- Developer: Gaijin Games
- Publisher: Aksys Games (WiiWare) Gaijin Games (PC) QubicGames (Switch)
- Designer: Alex Neuse
- Series: Bit.Trip
- Platforms: Wii; Nintendo 3DS; Windows; OS X; Nintendo Switch;
- Release: WiiWareNA: July 6, 2009; JP: August 4, 2009; PAL: August 21, 2009; WiiNA: September 13, 2011; PAL: March 16, 2012; Nintendo 3DSNA: September 13, 2011; EU: March 16, 2012; JP: July 10, 2013; Windows, OS X WW: October 2, 2012; Nintendo SwitchWW: December 25, 2020;
- Genres: Action, Music
- Modes: Single-player, Multiplayer

= Bit.Trip Core =

2009 video game

Bit.Trip Core, marketed as BIT.TRIP CORE, is a 2009 arcade-style rhythm game developed by Gaijin Games and published by Aksys Games for the Wii's WiiWare download service. It is the second game in the Bit.Trip series, directly succeeding Bit.Trip Beat and preceding Bit.Trip Void, Bit.Trip Runner, Bit.Trip Fate and Bit.Trip Flux.

==Gameplay==

Bit.Trip Core is played with the Wii Remote controller held sideways. Players control the 'core', a plus-shaped ship located in the centre of the screen. The object of the game is to aim the core's lasers with the four directions on the D-Pad and fire the laser with the 2 Button in order to collect multi-colored dots known as 'beats'. There are three levels in total, named "Discovery", "Exploration" and "Control" respectively, each approximately 15 minutes in length. On the Steam version, players control the Core with the WASD keys and fire using ENTER.

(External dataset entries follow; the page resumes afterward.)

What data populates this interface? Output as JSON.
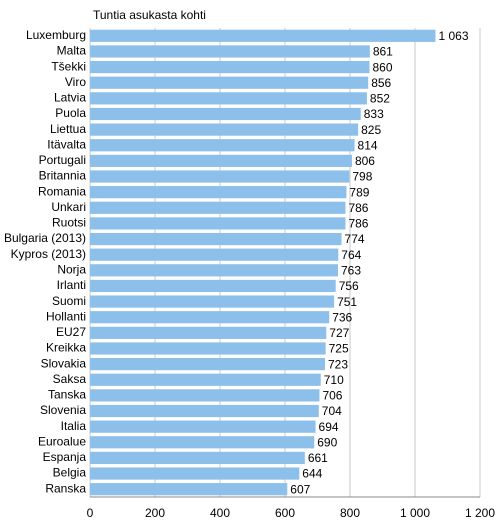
{
  "chart_data": {
    "type": "hbar",
    "title": "Tuntia asukasta kohti",
    "categories": [
      "Luxemburg",
      "Malta",
      "Tšekki",
      "Viro",
      "Latvia",
      "Puola",
      "Liettua",
      "Itävalta",
      "Portugali",
      "Britannia",
      "Romania",
      "Unkari",
      "Ruotsi",
      "Bulgaria (2013)",
      "Kypros (2013)",
      "Norja",
      "Irlanti",
      "Suomi",
      "Hollanti",
      "EU27",
      "Kreikka",
      "Slovakia",
      "Saksa",
      "Tanska",
      "Slovenia",
      "Italia",
      "Euroalue",
      "Espanja",
      "Belgia",
      "Ranska"
    ],
    "values": [
      1063,
      861,
      860,
      856,
      852,
      833,
      825,
      814,
      806,
      798,
      789,
      786,
      786,
      774,
      764,
      763,
      756,
      751,
      736,
      727,
      725,
      723,
      710,
      706,
      704,
      694,
      690,
      661,
      644,
      607
    ],
    "value_labels": [
      "1 063",
      "861",
      "860",
      "856",
      "852",
      "833",
      "825",
      "814",
      "806",
      "798",
      "789",
      "786",
      "786",
      "774",
      "764",
      "763",
      "756",
      "751",
      "736",
      "727",
      "725",
      "723",
      "710",
      "706",
      "704",
      "694",
      "690",
      "661",
      "644",
      "607"
    ],
    "color": "#8cbfea",
    "xlim": [
      0,
      1200
    ],
    "xticks": [
      0,
      200,
      400,
      600,
      800,
      {
        "value": 1000,
        "label": "1 000"
      },
      {
        "value": 1200,
        "label": "1 200"
      }
    ],
    "grid": true
  }
}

As the player builds up a score multiplier by collecting beats in a row without missing, the game transitions into Mega and Super modes, making alterations to the level's graphics and music. In addition, bombs can be acquired and used with a press of the 1 Button, which is useful for clearing the screen of beats during difficult sections. If the player misses several beats, a Nether meter fills - this puts the game into a silent, black-and-white phase. This can be escaped from if the player collects beats, but further misses before escaping the Nether will result in a Game Over.

==Development==
Gaijin Games began development on Bit.Trip Core even before the release of Bit.Trip Beat. The game was inspired by Cosmic Ark, an Atari 2600 game that was a personal favourite of designer Alex Neuse. After going through several iterations of the game's design, which the team thought would be way too confusing, they settled on a system that shared some similarities with rhythm games such as Guitar Hero. Meanwhile, the controls were influenced by feedback from playtesters.

The game was later bundled with the other five Bit.Trip games as Bit.Trip Complete for the Wii in 2011. A Nintendo Switch port released on December 25, 2020.